2. Validating simulated discharge#

One typical use case is to validate simulated discharge with observations. In this example, observations from GRDC are used. pcrglobwb_utils facilitates reading time series from netCDF-output at either user-specified or GRDC-specified coordinates, plotting time series of simulation and observation, and computing evaluation metrics.

Binder

2.1. Preambule#

Loading required packages and showing package versions used.

[1]:
%matplotlib inline
import pcrglobwb_utils
import xarray as xr
import pandas as pd
import numpy as np
import geopandas as gpd
import matplotlib.pyplot as plt
import rasterio as rio
import spotpy as sp
import os, sys
import datetime
[2]:
print('this notebook was created using Python', str((sys.version)), 'on a', str(sys.platform),'on', datetime.datetime.now())
this notebook was created using Python 3.8.5 | packaged by conda-forge | (default, Jul 31 2020, 01:53:45) [MSC v.1916 64 bit (AMD64)] on a win32 on 2021-07-15 10:44:11.157586
[3]:
pcrglobwb_utils.utils.print_versions()
pcrglobwb_utils version 0.2.4b
pandas version 1.2.4
xarray version 0.18.2
numpy version 1.20.3
geopandas version 0.9.0
rasterio version 1.1.5
rioxarray version 0.4.2

2.2. Loading GRDC data#

For this showcase, we use daily observations at a station in the Amazon River basin. With pcrglobwb_utils, it is possible to automatically retrieve the name of the station from file as well as the coordinates associated with this station. Note that the coordinates provided by GRDC do not always coincide with the PCR-GLOBWB river network and thus the location should be double-checked - good that pcrglobwb_utils got you covered!

[4]:
grdc_data = pcrglobwb_utils.obs_data.grdc_data('example_data/GRDC/files/3629000_Obidos.day')
[5]:
plot_title, props = grdc_data.get_grdc_station_properties()
print(plot_title)
print(props)
station OBIDOS - PORTO at latitude/longitude -1.947200/-55.511100
{'station': 'OBIDOS - PORTO', 'latitude': -1.9472, 'longitude': -55.5111}

With all this information, let’s plot the values of the ‘discharge’ variable from the netCDF-output together with the location of the GRDC-file.

[6]:
plt.figure(figsize=(10,7))
pcrglobwb_utils.plotting.plot_var_at_timestep('example_data/GRDC/DUMMY_discharge_dailyTot_output.nc',
                                              var_name='discharge',
                                              time='1988-01-01')
plt.scatter(props['longitude'], props['latitude'], c='r', label='GRDC station {}'.format(props['station']))
plt.legend();
../_images/examples_reading_and_validating_discharge.ipynb_9_0.png

We have now a lot of meta-data, let’s read the actual observed discharge from the file and plot the time series.

[7]:
df_GRDC, props = grdc_data.get_grdc_station_values(var_name='Q$obs$ GRDC [m3/s]', col_name=' Original')
[8]:
df_GRDC.plot(figsize=(20,10));
../_images/examples_reading_and_validating_discharge.ipynb_12_0.png

2.3. Loading PCR-GLOBWB data#

We now know where the GRDC-station is located, but not to which cell (expressed as row/column combination) this location corresponds. Let’s derive this information!

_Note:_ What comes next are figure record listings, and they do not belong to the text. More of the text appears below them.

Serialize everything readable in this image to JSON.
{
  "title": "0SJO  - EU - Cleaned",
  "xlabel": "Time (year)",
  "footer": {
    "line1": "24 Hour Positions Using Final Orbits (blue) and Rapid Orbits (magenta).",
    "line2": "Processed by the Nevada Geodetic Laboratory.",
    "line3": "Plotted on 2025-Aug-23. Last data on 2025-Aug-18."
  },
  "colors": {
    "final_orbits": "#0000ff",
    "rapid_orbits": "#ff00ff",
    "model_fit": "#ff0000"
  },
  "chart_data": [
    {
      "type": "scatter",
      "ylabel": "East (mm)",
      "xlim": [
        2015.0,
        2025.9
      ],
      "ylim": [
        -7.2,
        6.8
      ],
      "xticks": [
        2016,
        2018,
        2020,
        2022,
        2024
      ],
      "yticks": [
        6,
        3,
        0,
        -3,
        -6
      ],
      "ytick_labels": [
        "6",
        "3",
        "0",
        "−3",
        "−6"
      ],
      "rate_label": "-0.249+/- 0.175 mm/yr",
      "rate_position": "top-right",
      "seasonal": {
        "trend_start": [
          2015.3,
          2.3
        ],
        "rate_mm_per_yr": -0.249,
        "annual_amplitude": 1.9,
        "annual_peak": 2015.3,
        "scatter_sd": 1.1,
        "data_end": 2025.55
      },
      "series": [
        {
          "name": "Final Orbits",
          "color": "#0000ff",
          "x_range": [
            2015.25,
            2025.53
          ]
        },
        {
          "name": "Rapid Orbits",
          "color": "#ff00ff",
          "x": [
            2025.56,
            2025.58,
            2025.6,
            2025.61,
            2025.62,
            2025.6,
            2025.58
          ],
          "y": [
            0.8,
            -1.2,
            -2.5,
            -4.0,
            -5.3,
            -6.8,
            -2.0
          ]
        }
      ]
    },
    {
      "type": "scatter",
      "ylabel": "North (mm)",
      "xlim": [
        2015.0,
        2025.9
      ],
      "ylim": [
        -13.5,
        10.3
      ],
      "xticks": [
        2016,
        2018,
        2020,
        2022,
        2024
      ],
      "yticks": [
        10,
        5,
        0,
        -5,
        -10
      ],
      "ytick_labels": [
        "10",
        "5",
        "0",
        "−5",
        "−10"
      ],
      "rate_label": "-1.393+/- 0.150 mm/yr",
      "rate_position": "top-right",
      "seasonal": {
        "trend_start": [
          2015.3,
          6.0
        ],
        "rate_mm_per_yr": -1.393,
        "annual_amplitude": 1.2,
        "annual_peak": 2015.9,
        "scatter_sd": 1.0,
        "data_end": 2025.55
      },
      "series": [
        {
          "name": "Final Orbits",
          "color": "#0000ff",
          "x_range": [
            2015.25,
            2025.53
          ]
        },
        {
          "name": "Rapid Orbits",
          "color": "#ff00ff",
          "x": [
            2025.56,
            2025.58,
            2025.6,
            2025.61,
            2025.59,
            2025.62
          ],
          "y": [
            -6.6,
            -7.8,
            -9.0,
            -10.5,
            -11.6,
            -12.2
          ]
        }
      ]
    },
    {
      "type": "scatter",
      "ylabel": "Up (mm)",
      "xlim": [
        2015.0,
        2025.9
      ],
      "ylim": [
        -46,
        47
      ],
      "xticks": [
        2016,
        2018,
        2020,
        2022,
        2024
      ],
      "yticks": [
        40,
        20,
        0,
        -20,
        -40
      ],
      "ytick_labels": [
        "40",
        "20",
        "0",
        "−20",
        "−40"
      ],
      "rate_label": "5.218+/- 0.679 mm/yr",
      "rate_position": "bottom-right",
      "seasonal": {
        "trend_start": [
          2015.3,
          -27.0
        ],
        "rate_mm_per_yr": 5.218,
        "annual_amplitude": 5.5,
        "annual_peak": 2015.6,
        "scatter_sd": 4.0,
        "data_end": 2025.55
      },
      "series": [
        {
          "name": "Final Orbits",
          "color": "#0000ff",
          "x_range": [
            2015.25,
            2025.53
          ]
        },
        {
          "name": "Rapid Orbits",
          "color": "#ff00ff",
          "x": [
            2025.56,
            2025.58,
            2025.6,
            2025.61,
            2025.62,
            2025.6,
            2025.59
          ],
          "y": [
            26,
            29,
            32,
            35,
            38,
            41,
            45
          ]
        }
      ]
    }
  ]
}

By means of the row/column combination, we can extract the simulated discharge values from the netCDF-file from this cell.

[12]:
pcr_data = pcrglobwb_utils.sim_data.from_nc('example_data/GRDC/DUMMY_discharge_dailyTot_output.nc')
[13]:
row, col = pcr_data.find_indices_from_coords(props['longitude'], props['latitude'])
[16]:
print('The location {} with its latitude {} and longitude {} corresponds to the cell with row and cell indeces {}'.format(props['station'],
                                                                                                                         props['latitude'],
                                                                                                                         props['longitude'],
                                                                                                                         (row, col)))
The location OBIDOS - PORTO with its latitude -1.9472 and longitude -55.5111 corresponds to the cell with row and cell indeces (17, 50)
[14]:
q_sim_obidos = pcr_data.read_values_at_indices(row, col, plot_var_name='Q$sim$ PCR-GLOBWB [m3/s]', plot=False)

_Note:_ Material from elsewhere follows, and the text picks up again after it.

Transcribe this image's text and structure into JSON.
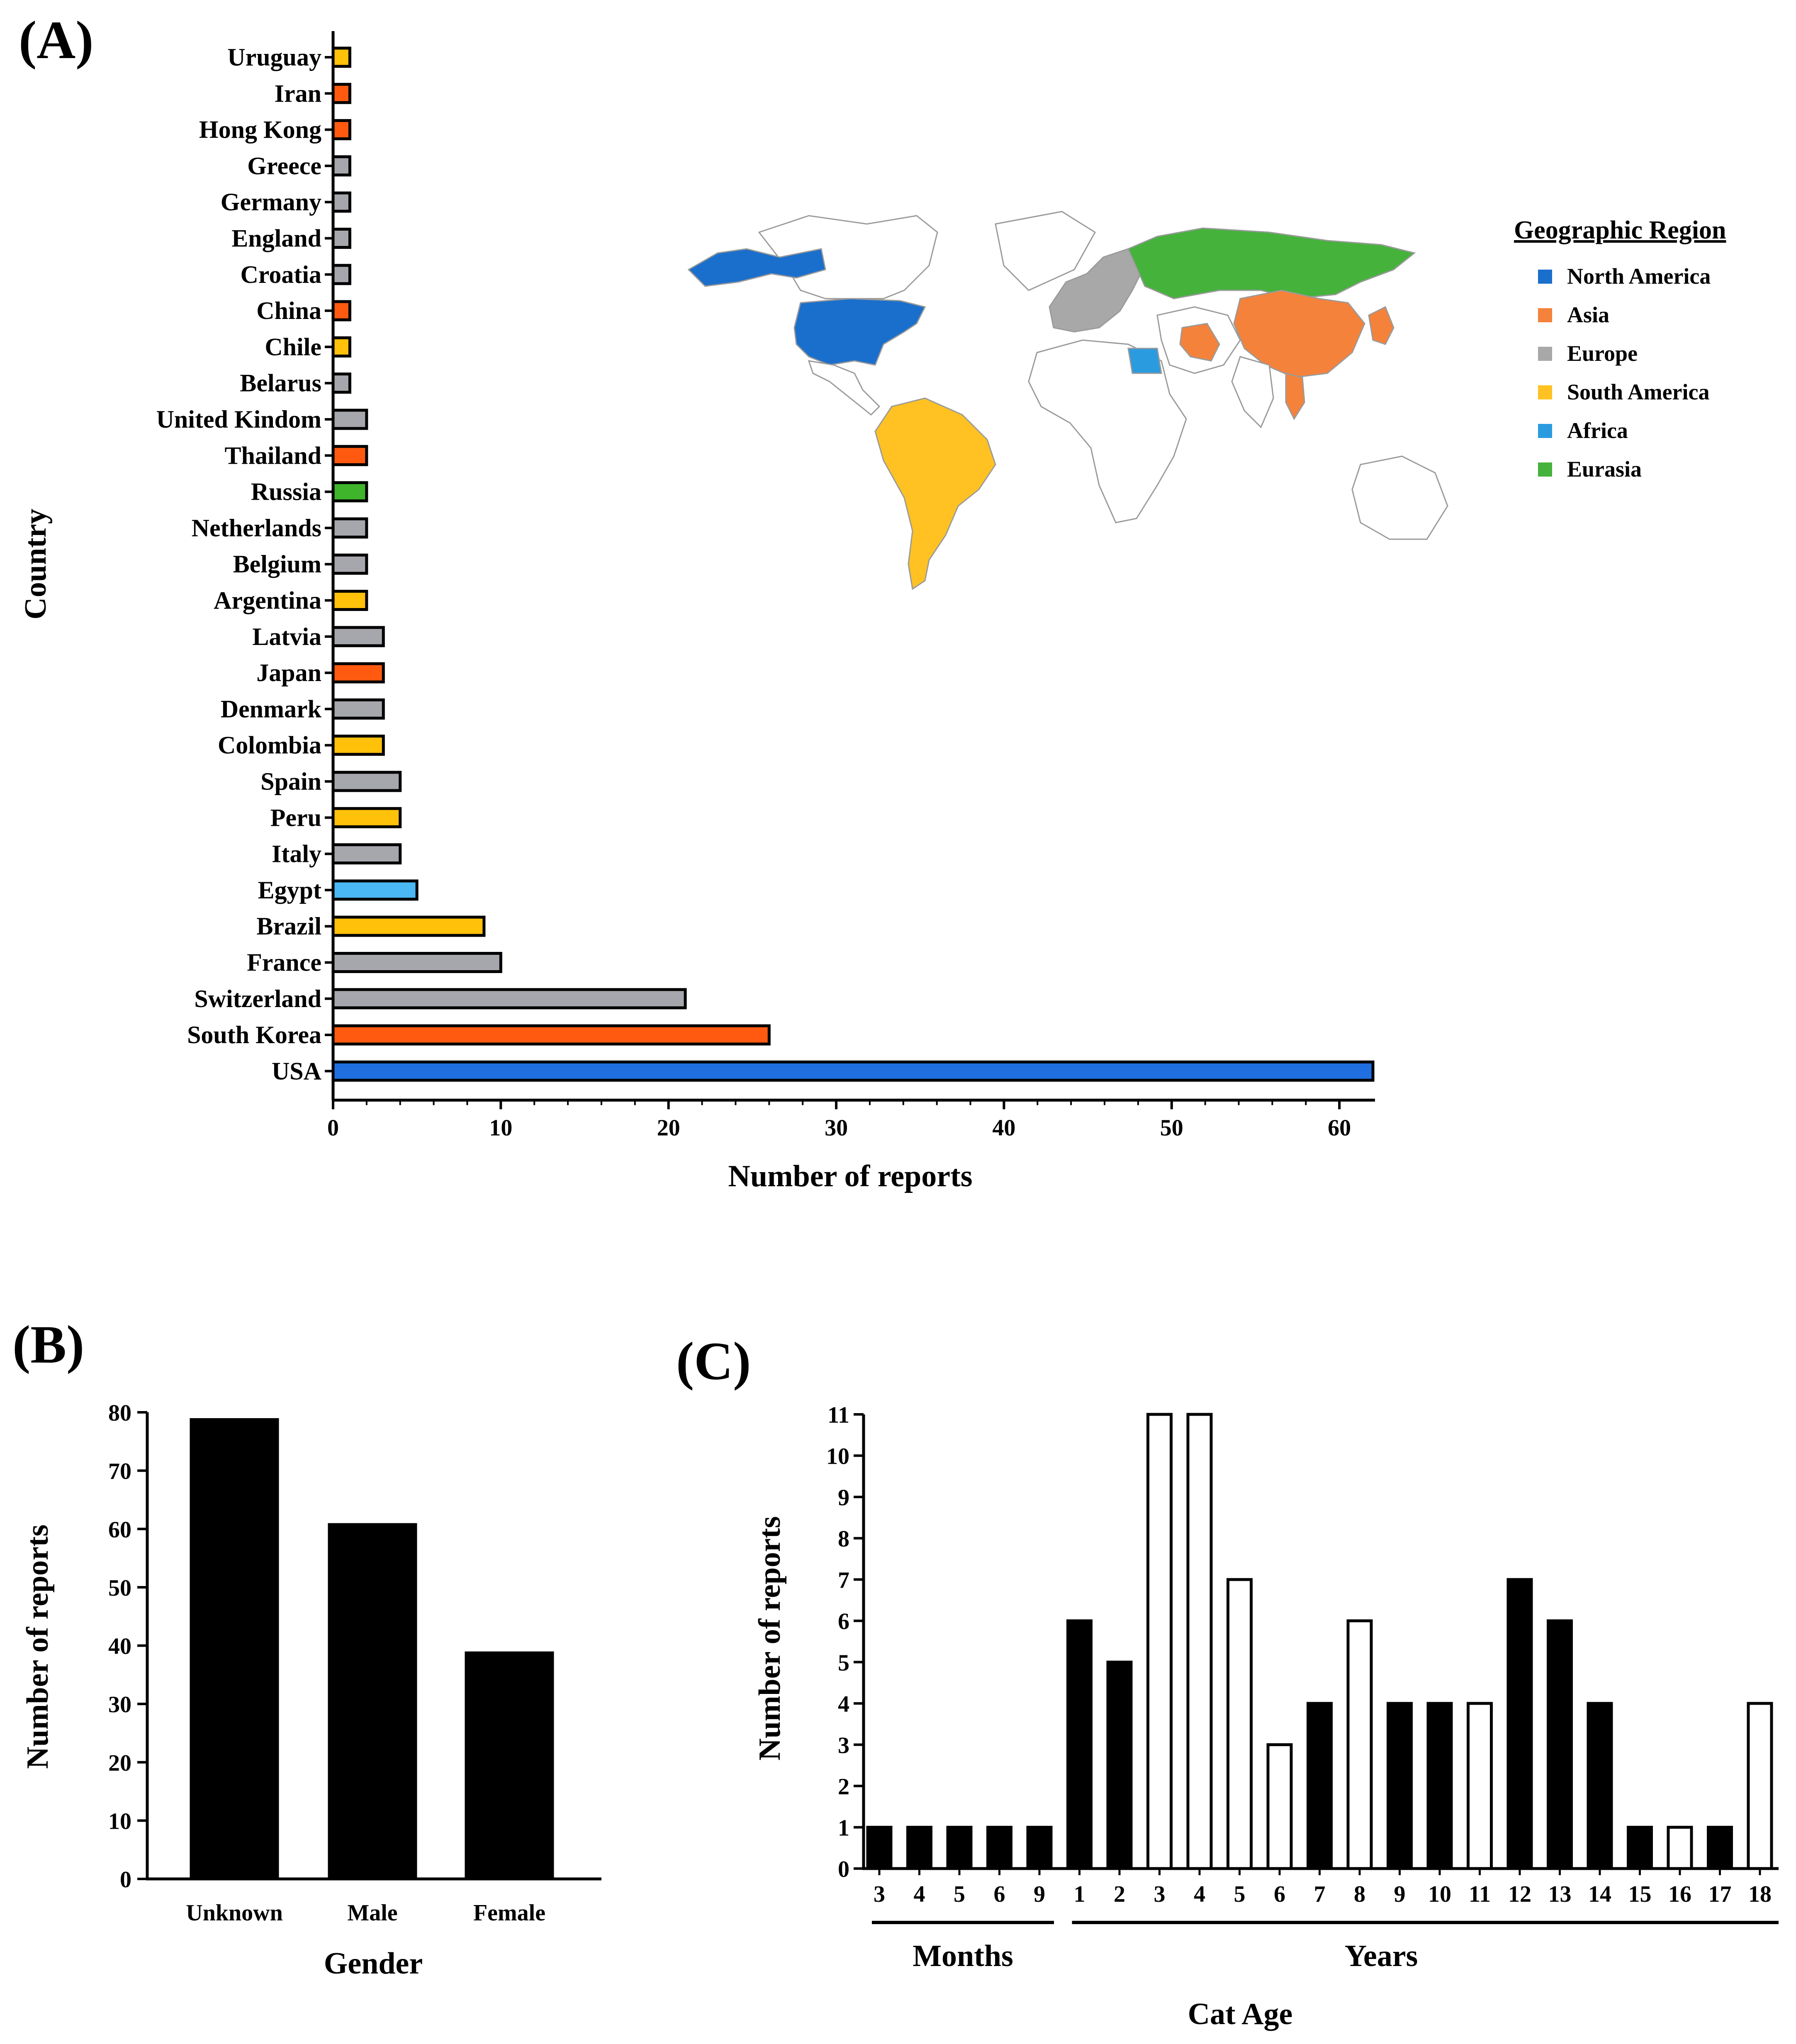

2.4. Validating simulated discharge with observations#

Visualizing time series of simulation and observation shows a) that our example simulation data covers only a small part of the available observations, and b) that simulated discharge agrees quite good with GRDC data.

[15]:
fig, ax = plt.subplots(1, 1, figsize=(20,10))
q_sim_obidos.plot(ax=ax, c='r')
df_GRDC.plot(ax=ax, c='k')
ax.set_ylabel('discharge [m3/s]')
ax.set_xlabel(None)
plt.legend()
plt.title('daily simulated and observed values');
../_images/examples_reading_and_validating_discharge.ipynb_20_0.png

pcrglobwb_utils allows for validating simulations with observations and returns the KGE (optionally with all components), NSE, RMSE and coefficient of determination r2.

[19]:
scores = pcr_data.validate_results(df_GRDC, out_dir='./_OUT', return_all_KGE=False)
[20]:
scores
[20]:
KGE NSE MSE RMSE R2
0 0.712195 0.496277 9.555419e+08 30911.840814 0.599577
[ ]: